Вадим покачал головой.
— Сжег я их. Чуть ли не все разом. Только два и отправил. Третье сам решил занести — лично. Заодно и попроведать… — он махнул рукой. — Тоска, Поль. Ох, тоска!..
— Да говори толком! Не тяни резину!
— Она, Поль, и первые два не прочла. Чуть ли не в один день и умерли. Не видя друг дружку, ничего друг о друге не зная. Мать и сын.
Поль шумно вздыхал, лез за платком сморкаться.
— Коллизия, Вадик! Кругом сплошная коллизия…
Кивая, Вадим провел рукой по лицу, машинально и, еще не осмыслив толком случившегося, повторил движение. До опьяненного сознания загадочный вывод дошел не сразу. Царапин на лице не было. То есть — не было совсем, ни единого следочка! А ведь девица его царапнула — да еще как! И утром текло… Чертовщина! Вадим снова погладил себя по щеке. Пальцы скользили неуверенно, то и дело замирая. Полю он однако говорить ничего не стал. Да и что мог бы сказать на это Поль? Назвал бы еще одной жизненной коллизией — только и всего.
* * *
Сначала она плотно прикрыла дверь, на миг прислушалась — донесется ли снизу говорок охраны. Только после этого приблизившись к своей огромной страшно пустой кровати, бросилась лицом на подушки и разразилась рыданиями.

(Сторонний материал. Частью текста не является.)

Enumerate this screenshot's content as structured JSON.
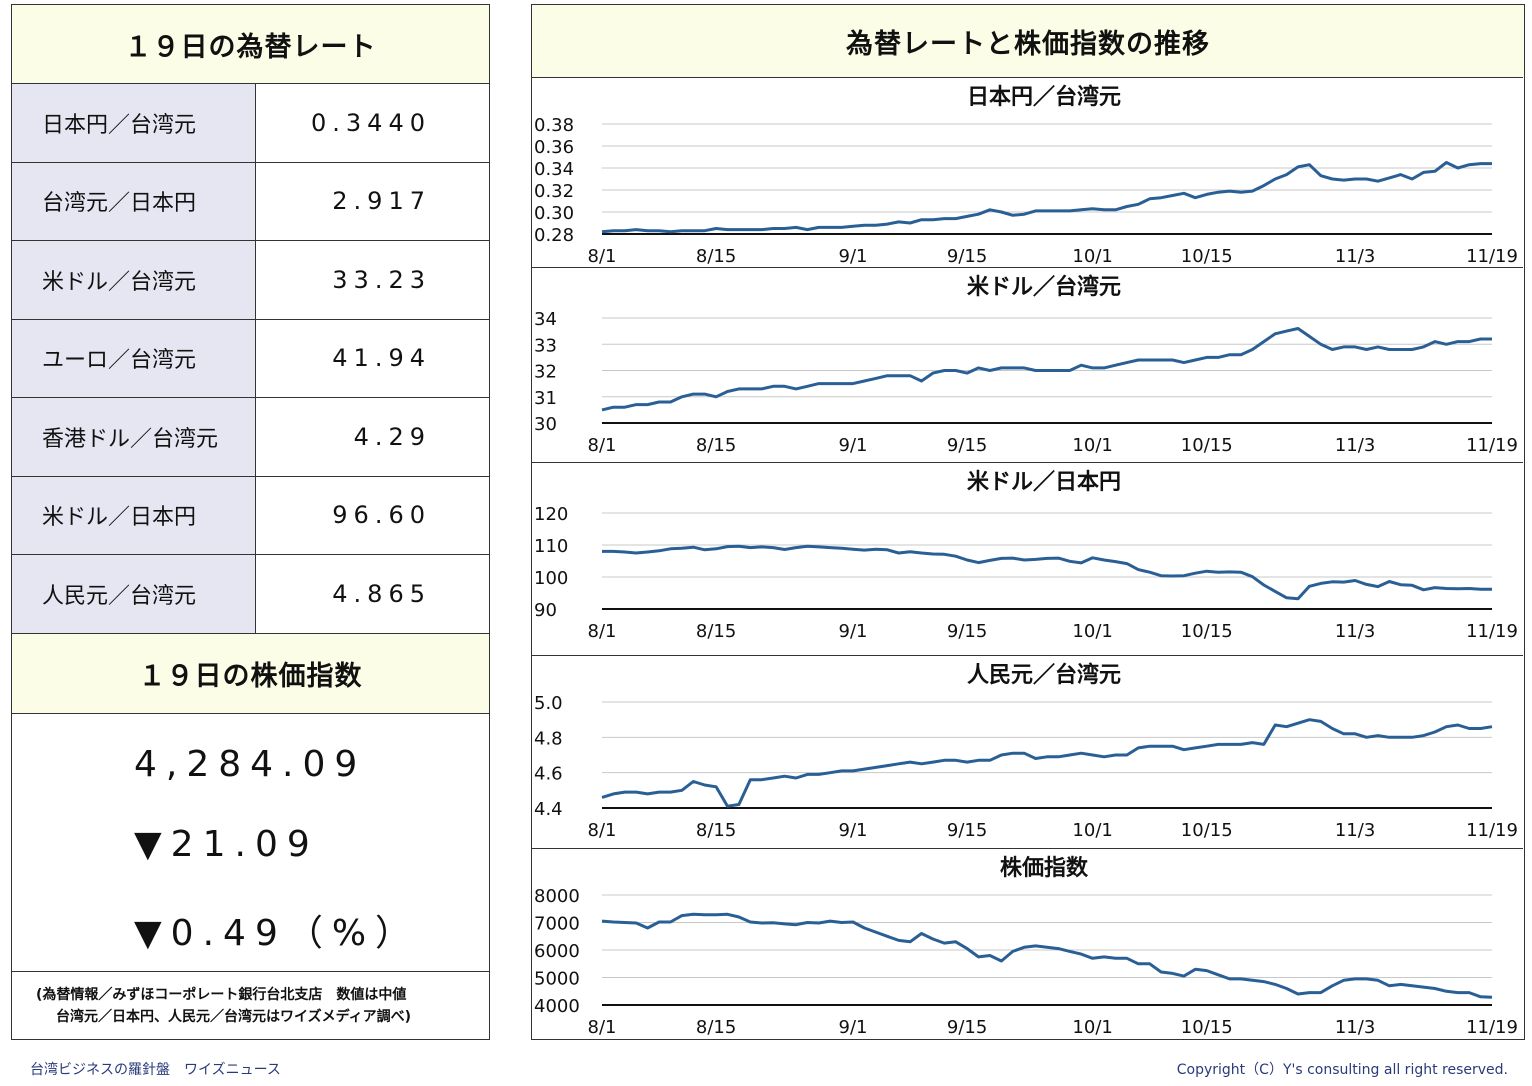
{
  "left": {
    "rates_title": "１９日の為替レート",
    "rates": [
      {
        "name": "日本円／台湾元",
        "value": "0.3440"
      },
      {
        "name": "台湾元／日本円",
        "value": "2.917"
      },
      {
        "name": "米ドル／台湾元",
        "value": "33.23"
      },
      {
        "name": "ユーロ／台湾元",
        "value": "41.94"
      },
      {
        "name": "香港ドル／台湾元",
        "value": "4.29"
      },
      {
        "name": "米ドル／日本円",
        "value": "96.60"
      },
      {
        "name": "人民元／台湾元",
        "value": "4.865"
      }
    ],
    "stock_title": "１９日の株価指数",
    "stock_index": "4,284.09",
    "stock_change": "▼21.09",
    "stock_change_pct": "▼0.49（%）",
    "source_line1": "(為替情報／みずほコーポレート銀行台北支店　数値は中値",
    "source_line2": "台湾元／日本円、人民元／台湾元はワイズメディア調べ)"
  },
  "right": {
    "title": "為替レートと株価指数の推移"
  },
  "footer": {
    "left": "台湾ビジネスの羅針盤　ワイズニュース",
    "right": "Copyright（C）Y's consulting all right reserved."
  },
  "colors": {
    "line": "#2a5f95",
    "header_bg": "#fcfde7",
    "label_bg": "#e5e6f2"
  },
  "chart_data": [
    {
      "type": "line",
      "title": "日本円／台湾元",
      "ylim": [
        0.28,
        0.38
      ],
      "yticks": [
        "0.38",
        "0.36",
        "0.34",
        "0.32",
        "0.30",
        "0.28"
      ],
      "x_ticks": [
        "8/1",
        "8/15",
        "9/1",
        "9/15",
        "10/1",
        "10/15",
        "11/3",
        "11/19"
      ],
      "x_tick_pos": [
        0,
        10,
        22,
        32,
        43,
        53,
        66,
        78
      ],
      "values": [
        0.282,
        0.283,
        0.283,
        0.284,
        0.283,
        0.283,
        0.282,
        0.283,
        0.283,
        0.283,
        0.285,
        0.284,
        0.284,
        0.284,
        0.284,
        0.285,
        0.285,
        0.286,
        0.284,
        0.286,
        0.286,
        0.286,
        0.287,
        0.288,
        0.288,
        0.289,
        0.291,
        0.29,
        0.293,
        0.293,
        0.294,
        0.294,
        0.296,
        0.298,
        0.302,
        0.3,
        0.297,
        0.298,
        0.301,
        0.301,
        0.301,
        0.301,
        0.302,
        0.303,
        0.302,
        0.302,
        0.305,
        0.307,
        0.312,
        0.313,
        0.315,
        0.317,
        0.313,
        0.316,
        0.318,
        0.319,
        0.318,
        0.319,
        0.324,
        0.33,
        0.334,
        0.341,
        0.343,
        0.333,
        0.33,
        0.329,
        0.33,
        0.33,
        0.328,
        0.331,
        0.334,
        0.33,
        0.336,
        0.337,
        0.345,
        0.34,
        0.343,
        0.344,
        0.344
      ]
    },
    {
      "type": "line",
      "title": "米ドル／台湾元",
      "ylim": [
        30,
        34
      ],
      "yticks": [
        "34",
        "33",
        "32",
        "31",
        "30"
      ],
      "x_ticks": [
        "8/1",
        "8/15",
        "9/1",
        "9/15",
        "10/1",
        "10/15",
        "11/3",
        "11/19"
      ],
      "x_tick_pos": [
        0,
        10,
        22,
        32,
        43,
        53,
        66,
        78
      ],
      "values": [
        30.5,
        30.6,
        30.6,
        30.7,
        30.7,
        30.8,
        30.8,
        31.0,
        31.1,
        31.1,
        31.0,
        31.2,
        31.3,
        31.3,
        31.3,
        31.4,
        31.4,
        31.3,
        31.4,
        31.5,
        31.5,
        31.5,
        31.5,
        31.6,
        31.7,
        31.8,
        31.8,
        31.8,
        31.6,
        31.9,
        32.0,
        32.0,
        31.9,
        32.1,
        32.0,
        32.1,
        32.1,
        32.1,
        32.0,
        32.0,
        32.0,
        32.0,
        32.2,
        32.1,
        32.1,
        32.2,
        32.3,
        32.4,
        32.4,
        32.4,
        32.4,
        32.3,
        32.4,
        32.5,
        32.5,
        32.6,
        32.6,
        32.8,
        33.1,
        33.4,
        33.5,
        33.6,
        33.3,
        33.0,
        32.8,
        32.9,
        32.9,
        32.8,
        32.9,
        32.8,
        32.8,
        32.8,
        32.9,
        33.1,
        33.0,
        33.1,
        33.1,
        33.2,
        33.2
      ]
    },
    {
      "type": "line",
      "title": "米ドル／日本円",
      "ylim": [
        90,
        120
      ],
      "yticks": [
        "120",
        "110",
        "100",
        "90"
      ],
      "x_ticks": [
        "8/1",
        "8/15",
        "9/1",
        "9/15",
        "10/1",
        "10/15",
        "11/3",
        "11/19"
      ],
      "x_tick_pos": [
        0,
        10,
        22,
        32,
        43,
        53,
        66,
        78
      ],
      "values": [
        108.0,
        108.0,
        107.8,
        107.5,
        107.8,
        108.2,
        108.8,
        109.0,
        109.3,
        108.5,
        108.8,
        109.5,
        109.6,
        109.2,
        109.4,
        109.2,
        108.6,
        109.2,
        109.6,
        109.4,
        109.2,
        109.0,
        108.7,
        108.4,
        108.7,
        108.5,
        107.5,
        107.9,
        107.5,
        107.2,
        107.1,
        106.5,
        105.3,
        104.5,
        105.2,
        105.8,
        105.9,
        105.3,
        105.5,
        105.8,
        105.9,
        104.9,
        104.4,
        106.0,
        105.3,
        104.8,
        104.2,
        102.3,
        101.5,
        100.4,
        100.3,
        100.4,
        101.2,
        101.8,
        101.5,
        101.6,
        101.5,
        100.1,
        97.5,
        95.5,
        93.5,
        93.2,
        97.1,
        98.0,
        98.5,
        98.4,
        98.9,
        97.7,
        97.0,
        98.6,
        97.6,
        97.4,
        96.0,
        96.7,
        96.4,
        96.3,
        96.4,
        96.2,
        96.2
      ]
    },
    {
      "type": "line",
      "title": "人民元／台湾元",
      "ylim": [
        4.4,
        5.0
      ],
      "yticks": [
        "5.0",
        "4.8",
        "4.6",
        "4.4"
      ],
      "x_ticks": [
        "8/1",
        "8/15",
        "9/1",
        "9/15",
        "10/1",
        "10/15",
        "11/3",
        "11/19"
      ],
      "x_tick_pos": [
        0,
        10,
        22,
        32,
        43,
        53,
        66,
        78
      ],
      "values": [
        4.46,
        4.48,
        4.49,
        4.49,
        4.48,
        4.49,
        4.49,
        4.5,
        4.55,
        4.53,
        4.52,
        4.41,
        4.42,
        4.56,
        4.56,
        4.57,
        4.58,
        4.57,
        4.59,
        4.59,
        4.6,
        4.61,
        4.61,
        4.62,
        4.63,
        4.64,
        4.65,
        4.66,
        4.65,
        4.66,
        4.67,
        4.67,
        4.66,
        4.67,
        4.67,
        4.7,
        4.71,
        4.71,
        4.68,
        4.69,
        4.69,
        4.7,
        4.71,
        4.7,
        4.69,
        4.7,
        4.7,
        4.74,
        4.75,
        4.75,
        4.75,
        4.73,
        4.74,
        4.75,
        4.76,
        4.76,
        4.76,
        4.77,
        4.76,
        4.87,
        4.86,
        4.88,
        4.9,
        4.89,
        4.85,
        4.82,
        4.82,
        4.8,
        4.81,
        4.8,
        4.8,
        4.8,
        4.81,
        4.83,
        4.86,
        4.87,
        4.85,
        4.85,
        4.86
      ]
    },
    {
      "type": "line",
      "title": "株価指数",
      "ylim": [
        4000,
        8000
      ],
      "yticks": [
        "8000",
        "7000",
        "6000",
        "5000",
        "4000"
      ],
      "x_ticks": [
        "8/1",
        "8/15",
        "9/1",
        "9/15",
        "10/1",
        "10/15",
        "11/3",
        "11/19"
      ],
      "x_tick_pos": [
        0,
        10,
        22,
        32,
        43,
        53,
        66,
        78
      ],
      "values": [
        7050,
        7020,
        7000,
        6980,
        6800,
        7020,
        7020,
        7250,
        7300,
        7280,
        7280,
        7300,
        7200,
        7020,
        6980,
        6990,
        6950,
        6920,
        7000,
        6980,
        7050,
        7000,
        7020,
        6800,
        6650,
        6500,
        6350,
        6300,
        6600,
        6400,
        6250,
        6300,
        6050,
        5750,
        5800,
        5600,
        5950,
        6100,
        6150,
        6100,
        6050,
        5950,
        5850,
        5700,
        5750,
        5700,
        5700,
        5500,
        5500,
        5200,
        5150,
        5050,
        5300,
        5250,
        5100,
        4950,
        4950,
        4900,
        4850,
        4750,
        4600,
        4400,
        4450,
        4450,
        4700,
        4900,
        4950,
        4950,
        4900,
        4700,
        4750,
        4700,
        4650,
        4600,
        4500,
        4450,
        4450,
        4300,
        4284
      ]
    }
  ]
}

Это было унизительно, это было страшно, но Мадонна знала абсолютно точно: спустя какое-то время, она снова будет зуммерить во все концы города, выискивая ЕГО среди друзей и врагов, в притонах и на совершенно случайных адресах. Она не могла ничего с собой поделать. Это стало ее болезнью, ее зависимостью, как выразился бы палач Луговой. Во снах к ней приходила чудовищная догадка, что его нелюбовь к ней является наказанием за то, что она вершит. И двойственность раздирала ее на части, не давая никакой вразумительной подсказки. Прими он Мадонну на условии, что надо все бросить, — конечно, она бы это сделала. Но никаких условий Вадим не выставлял. Он просто сторонился ее, упорно избегал, уступая крайне редко и скорее всего потому, что и его силы были далеко не безграничны. Однако натиска ее хватало всего-навсего на одну или две ноченьки, на парочку задушевных разговоров. Да и тогда неравенство сторон открывалось ей с беспощадной откровенностью. Волевая и своенравная, жесткая и разучившаяся щадить, она готова была лепить себя заново рядом с ним. Но роль ваятеля его не устраивала. Перед ней, раскрывающейся без остатка, он сохранял все те же тайны и секреты, замыкаясь при малейшем давлении с ее стороны. Можно было, конечно, лгать, притворяться, но что хорошо получалось с другими, отчего-то не получалось с ним. Это было какое-то колдовство, это было мучение. Ныло горло и распирало грудь, зубам хотелось кусать и рвать, что, собственно, они и делали, оставляя на подушке звериные дыры и багровые следы от прокушенных губ. В такие минуты приходила мысль о самоубийстве. То есть сначала, разумеется, его, а затем себя…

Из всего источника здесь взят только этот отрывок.